El Viajero compartía esa percepción, pero las circunstancias solo habían dejado margen para ese último recurso. Se trataba de sobrevivir.

—Pronto nos habremos ido y todo esto será un simple recuerdo —animó a su amigo—. Por lo que más quieras, no te pares.

Sobrevivir. Lo que no haría ninguno de cuantos se hallaban cerca de ellos. Pascal contempló a varios niños, a otros chicos de su edad que avanzaban en bici algo más lejos, tal vez en dirección a la escuela… Incluso a una embarazada. Resultaba angustioso asumir que debían dejar que todas aquellas personas muriesen minutos después, y de una forma tan espantosa.

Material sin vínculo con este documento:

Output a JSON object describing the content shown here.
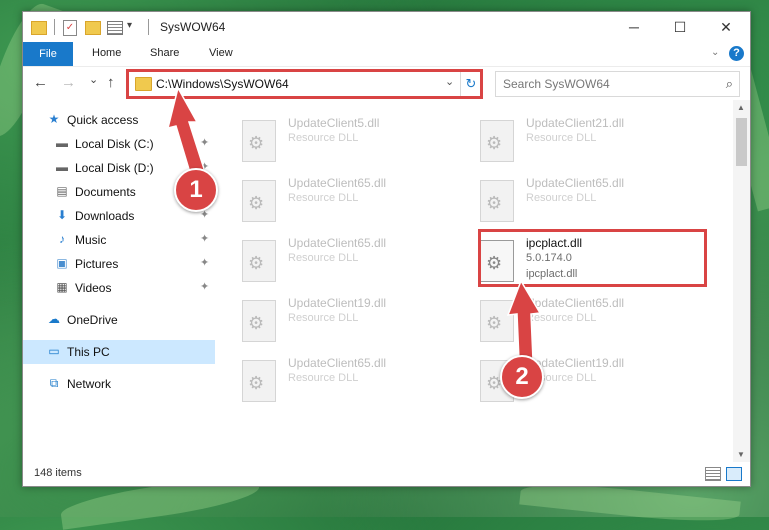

Por no hablar de las decenas de miles de heridos abrasados que quedarían mutilados de por vida, y de los que morirían en los meses próximos por los devastadores efectos de la radiación.

—Estamos en pleno epicentro de la explosión —pensó Pascal en voz alta—. Aquí no quedará nada en pie, todo será arrasado por la onda expansiva salvo la estructura del edificio de la cúpula. Qué masacre.

Faltaba muy poco para que aquel aire que respiraban estallase en llamas, generando tal calor que todo metal se derretiría. Los seres humanos atrapados en la zona cero se disolverían.